A few years ago, David was working with one of my husband's friends. He had a company that would do different jobs, such as gardening, and helping to move house. Cleaning etc. Basically, a handyman company.

The company was asked by a rental agency to clean an apartment that a woman in her 40s had been renting. She hadn't cleaned it in years; she actually got a different apartment because she couldn't get into the first one!

David said it was awful. In every room, there was trash, up to his shoulders in most rooms! He started in the bathroom, where he found bags of used sanitary napkins! The bags were so old that as he lifted one, it split, and the contents went everywhere! It took four men 5 days to clean the place!

On the other end was one of my friends. Her house was spotless. When we visited one time, she served us some tea. As soon as we finished drinking, she took the cups, washed them and put them away! They had 3 boys in elementary and junior high school at that time, but the place looked like it was from a magazine!

I think with these trends, it's easy for people who have never been to Japan to see it as some kind of paradise! And I will admit that Japan is a good place to live, but like all countries, it's not 100% great; some things could be better!
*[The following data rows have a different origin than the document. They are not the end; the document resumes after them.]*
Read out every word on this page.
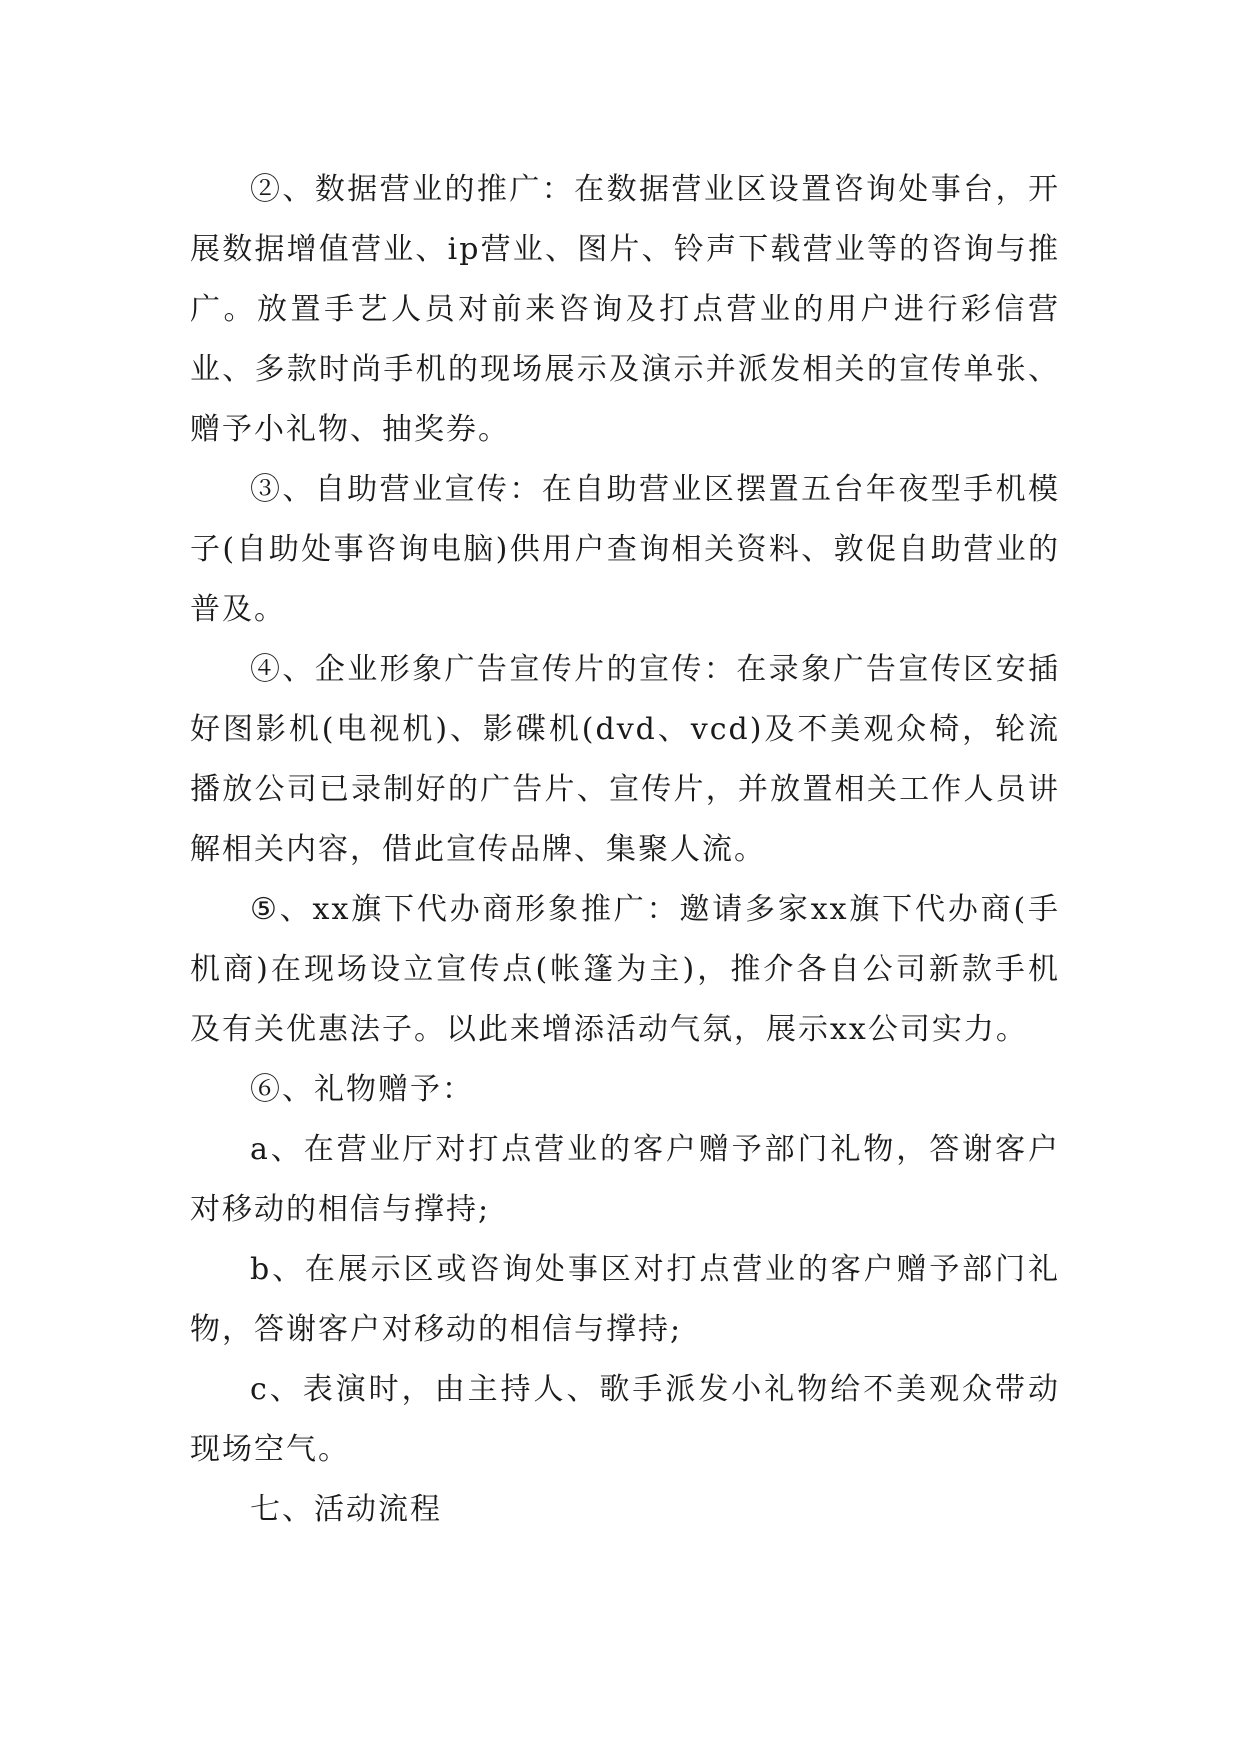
②、数据营业的推广：在数据营业区设置咨询处事台，开展数据增值营业、ip营业、图片、铃声下载营业等的咨询与推广。放置手艺人员对前来咨询及打点营业的用户进行彩信营业、多款时尚手机的现场展示及演示并派发相关的宣传单张、赠予小礼物、抽奖券。

③、自助营业宣传：在自助营业区摆置五台年夜型手机模子(自助处事咨询电脑)供用户查询相关资料、敦促自助营业的普及。

④、企业形象广告宣传片的宣传：在录象广告宣传区安插好图影机(电视机)、影碟机(dvd、vcd)及不美观众椅，轮流播放公司已录制好的广告片、宣传片，并放置相关工作人员讲解相关内容，借此宣传品牌、集聚人流。

⑤、xx旗下代办商形象推广：邀请多家xx旗下代办商(手机商)在现场设立宣传点(帐篷为主)，推介各自公司新款手机及有关优惠法子。以此来增添活动气氛，展示xx公司实力。

⑥、礼物赠予：

a、在营业厅对打点营业的客户赠予部门礼物，答谢客户对移动的相信与撑持;

b、在展示区或咨询处事区对打点营业的客户赠予部门礼物，答谢客户对移动的相信与撑持;

c、表演时，由主持人、歌手派发小礼物给不美观众带动现场空气。

七、活动流程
Recently on YouTube, there have been some videos about the great education system in Finland, I think it was Finland! I wonder if people who live in Finland see these videos and roll their eyes at them?

A few photos from the garden. It's still very warm here, I think yesterday broke the record for the warmest start of December. Today, as well, it's 17C!

Neighbour's tree



I love the reds that are starting to show up.

It's so warm that there are still butterflies about!